Seafood Ramyeon with Korean Red Pepper
Ramen with a Korean Makeover
Serves 2 - Doodle/<15 Min - Wok to wonderful in 15 minutes - Hero ingredient: shiitake mushrooms
- 140g (5oz) dried ramen noodles, or dried wheat and/or egg noodles
- 120g (41⁄4oz) scallops
- 120g (41⁄4oz) raw fresh prawns, or any seafood, e.g. squid or cooked mussels
- 1 tablespoon Korean red pepper paste (gochujang)
- 1⁄2 tablespoon vegetable oil
- 60g (21⁄4oz) fresh shiitake or chestnut mushrooms, sliced
- 60g (21⁄4oz) savoy cabbage, finely sliced
- 1⁄4–1⁄2 teaspoon sea salt
- 1⁄4 teaspoon ground white pepper
- 2 teaspoons light soy sauce
- 1 teaspoon smoked paprika powder
- 1 teaspoon toasted sesame oil
- 1 tablespoon finely chopped spring onion, to serve
1. Place a small saucepan of boiling water over a high heat and add the noodles. Boil for 3 minutes, then drain well and set aside.
2. Place the scallops and prawns – or whatever seafood you’re using – in a small bowl.
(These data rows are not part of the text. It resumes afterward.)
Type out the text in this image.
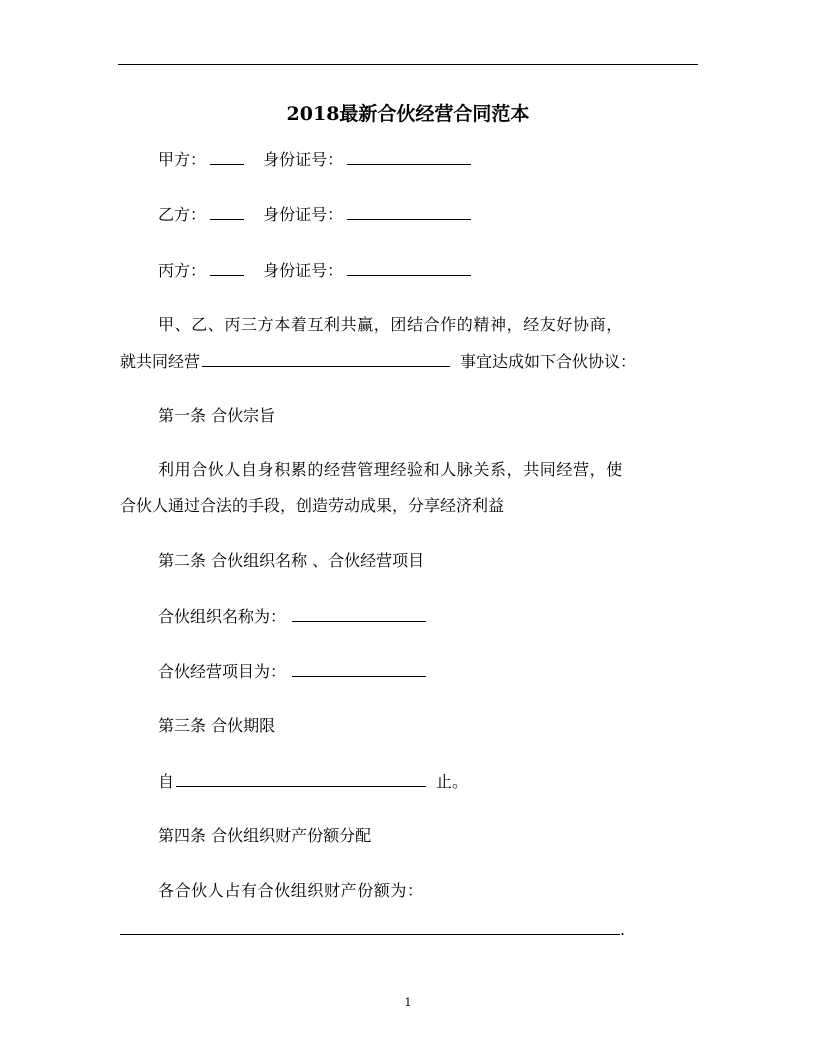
2018最新合伙经营合同范本
甲方：	身份证号：
乙方：	身份证号：
丙方：	身份证号：
甲、乙、丙三方本着互利共赢，团结合作的精神，经友好协商，
就共同经营	事宜达成如下合伙协议：
第一条 合伙宗旨
利用合伙人自身积累的经营管理经验和人脉关系，共同经营，使
合伙人通过合法的手段，创造劳动成果，分享经济利益
第二条 合伙组织名称 、合伙经营项目
合伙组织名称为：
合伙经营项目为：
第三条 合伙期限
自	止。
第四条 合伙组织财产份额分配
各合伙人占有合伙组织财产份额为：
.
1
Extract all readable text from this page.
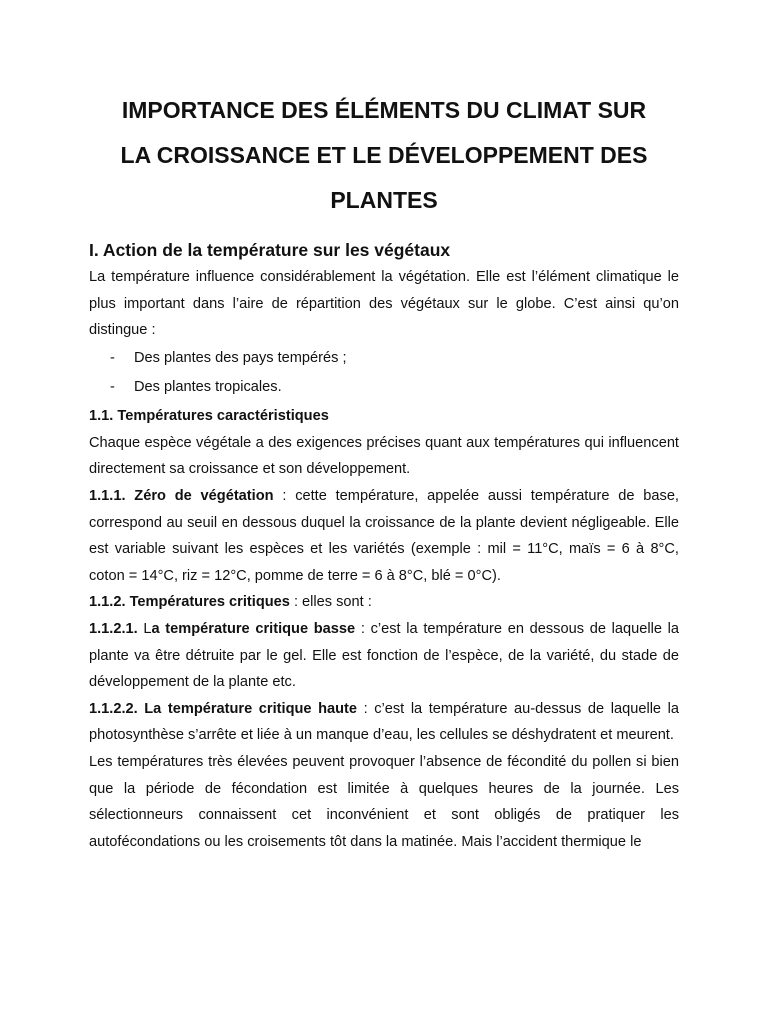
IMPORTANCE DES ÉLÉMENTS DU CLIMAT SUR
LA CROISSANCE ET LE DÉVELOPPEMENT DES
PLANTES
I. Action de la température sur les végétaux

La température influence considérablement la végétation. Elle est l’élément climatique le plus important dans l’aire de répartition des végétaux sur le globe. C’est ainsi qu’on distingue :

-	Des plantes des pays tempérés ;
-	Des plantes tropicales.
1.1. Températures caractéristiques

Chaque espèce végétale a des exigences précises quant aux températures qui influencent directement sa croissance et son développement.

1.1.1. Zéro de végétation : cette température, appelée aussi température de base, correspond au seuil en dessous duquel la croissance de la plante devient négligeable. Elle est variable suivant les espèces et les variétés (exemple : mil = 11°C, maïs = 6 à 8°C, coton = 14°C, riz = 12°C, pomme de terre = 6 à 8°C, blé = 0°C).

1.1.2. Températures critiques : elles sont :

1.1.2.1. La température critique basse : c’est la température en dessous de laquelle la plante va être détruite par le gel. Elle est fonction de l’espèce, de la variété, du stade de développement de la plante etc.

1.1.2.2. La température critique haute : c’est la température au-dessus de laquelle la photosynthèse s’arrête et liée à un manque d’eau, les cellules se déshydratent et meurent.

Les températures très élevées peuvent provoquer l’absence de fécondité du pollen si bien que la période de fécondation est limitée à quelques heures de la journée. Les sélectionneurs connaissent cet inconvénient et sont obligés de pratiquer les autofécondations ou les croisements tôt dans la matinée. Mais l’accident thermique le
Add 1⁄2 tablespoon of the gochujang and mix it all together, using your hands to coat everything really well.
3. Next heat the vegetable oil in a wok over a very high heat and add the seafood to the pan. Fry for 45 seconds, keeping the heat super high so the seafood caramelises and gets golden brown around the edges.
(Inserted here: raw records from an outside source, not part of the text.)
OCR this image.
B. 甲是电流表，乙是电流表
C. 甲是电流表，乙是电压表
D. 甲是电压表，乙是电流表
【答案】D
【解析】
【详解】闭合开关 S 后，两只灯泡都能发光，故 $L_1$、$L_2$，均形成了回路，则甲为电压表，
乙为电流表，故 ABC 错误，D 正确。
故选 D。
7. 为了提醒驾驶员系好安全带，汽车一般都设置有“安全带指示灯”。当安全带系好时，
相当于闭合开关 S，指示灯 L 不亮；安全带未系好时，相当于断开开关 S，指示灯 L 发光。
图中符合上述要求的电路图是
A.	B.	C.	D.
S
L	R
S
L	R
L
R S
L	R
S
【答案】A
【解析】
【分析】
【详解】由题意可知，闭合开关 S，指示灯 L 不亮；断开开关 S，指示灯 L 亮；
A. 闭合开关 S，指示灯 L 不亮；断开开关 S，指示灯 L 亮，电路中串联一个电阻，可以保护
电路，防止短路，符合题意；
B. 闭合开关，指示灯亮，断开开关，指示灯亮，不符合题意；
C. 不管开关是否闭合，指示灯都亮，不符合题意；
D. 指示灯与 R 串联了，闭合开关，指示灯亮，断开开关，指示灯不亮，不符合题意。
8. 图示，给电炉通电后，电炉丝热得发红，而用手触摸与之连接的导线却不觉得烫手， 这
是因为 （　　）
4. Add the mushrooms and cabbage and lightly season with the salt and pepper. Stir everything well, cooking for a further 45 seconds.
5. Finally add the cooked and drained noodles to the wok, along with the soy sauce, paprika, sesame oil and remaining gochujang. Stir-fry for another 2 minutes, over a high heat, combining everything well. Add a tablespoon or two of water to loosen the sauce.
6. Divide the noodles between 2 serving bowls and sprinkle with the spring onion – cheffy flourish is optional. Serve immediately.